On a health and fitness journey mindset makes for a large part of the determination, commitment, adherence, results and level of enjoyment during the process. A big part of the ‘fat loss’ mindset is decision making, and making pragmatic choices for the greater good of results.
On that note, some people are significantly let down in this process due to what we dub as ‘fat decisions’. Basically just an inability to divorce from those initial poor choices and allowing them to take over when it comes to making decisions. Fat decisions are often present in dining-out choices, alcohol choices, coffee choices and general day to day food choices. Even experienced flexible dieters can often make poor choices that stem from previous bad eating habits however how they manage their weight is through being diligent for the remainder of the day eating loser calories or more nutrient-dense foods.
Our Equalution client, down 12kgs with a complete change in body composition.
This was achieved through independently selecting foods of his choice meeting our strategised macronutrient and micronutrient intake requirements set on a weekly basis according to his progress and goals.
What is a ‘fat decision’?
Some people simply don’t have any sort of concept of calorie intake. Like the below image demonstrates, calories can be blinding and you can believe you’re simply having e.g. a chicken wrap without awareness of the lower caloric alternatives available.
Examples of these decisions and areas to be aware of include opting for:
1. Full cream over light variations
2. The big burger on a menu over meat and vegetables or a salad
3. Food fried not steamed or baked
4. A dense takeaway when you can easily make a home-cooked meal
5. A side of fries rather than say vegetables
6. Eating a dine-out meal with a calorie-dense beverage like a milkshake
7. Snacking on sweets all throughout the day
8. Large portion sizes when small etc is an option
9. Consuming many courses in a dine-out experience
10. Cocktails, frappes and calorie-dense beverages over lesser versions e.g diet sodas, vodka soda water lime etc, skim coffee and so forth
Does the above mean that you need to refrain and restrict yourself? Absolutely not.

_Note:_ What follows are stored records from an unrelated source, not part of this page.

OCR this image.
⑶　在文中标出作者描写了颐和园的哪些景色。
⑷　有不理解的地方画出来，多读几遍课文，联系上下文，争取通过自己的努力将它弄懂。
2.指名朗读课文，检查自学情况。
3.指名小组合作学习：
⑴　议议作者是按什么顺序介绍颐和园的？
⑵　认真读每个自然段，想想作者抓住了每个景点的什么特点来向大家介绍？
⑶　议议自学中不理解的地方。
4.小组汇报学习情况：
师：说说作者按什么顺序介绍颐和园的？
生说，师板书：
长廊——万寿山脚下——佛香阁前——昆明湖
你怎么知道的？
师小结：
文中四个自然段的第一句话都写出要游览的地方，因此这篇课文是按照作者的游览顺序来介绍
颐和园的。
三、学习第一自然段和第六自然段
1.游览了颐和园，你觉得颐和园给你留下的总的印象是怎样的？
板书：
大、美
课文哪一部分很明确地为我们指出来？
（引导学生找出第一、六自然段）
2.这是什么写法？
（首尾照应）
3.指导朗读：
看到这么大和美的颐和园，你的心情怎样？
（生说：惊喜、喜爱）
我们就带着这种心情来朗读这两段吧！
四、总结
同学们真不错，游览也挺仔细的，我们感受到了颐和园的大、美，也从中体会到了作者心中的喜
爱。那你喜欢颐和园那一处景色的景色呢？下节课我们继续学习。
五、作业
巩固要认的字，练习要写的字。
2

- It DOES NOT mean you can’t enjoy any of the above
- It DOES NOT mean that neither choice will be directly responsible for fat loss or fat gain
- It DOES NOT mean that the body will see one as good or one as bad
Quite simply when losing body fat you will always be posed with choices and while a science-based strategy can allow for flexibility and inclusion of ALL foods and food groups in your daily diet there will ALWAYS be ‘better’ choices. Better could mean:
1. It’s fewer calories so you’re able to fit in more meals throughout the day
2. It has better macros so your other meals in the day aren’t trying to chase what you’re missing out on
3. If you have binge eating tendencies you’re not testing temptations
4. If you’ve got dinner plans or are socialising later in the day you’re not over-consuming
5. A more accurately calculable option rather than guesstimating the intake of something really calorie-dense which increases the margin for error
How you can make better choices:
- Look for light over full cream options
- Choose lean meat and vegetables when dining out
- Get sauces on the side
- Ask for no oil or butter
- Pick your courses i.e 2 rather than 5
- Consider what you’ve had already in the day
- Consider what you’ll be having for the rest of the day
- Don’t be afraid to say no
- Be mindful of your goals
Even the most flexible dieting practice in a state of flexible of the most flexible will require some diligence when it comes to making choices for the greater good of your goals. Always remember why you started and how many times you’ve started over that poor choices will only fuel a similar cycle again.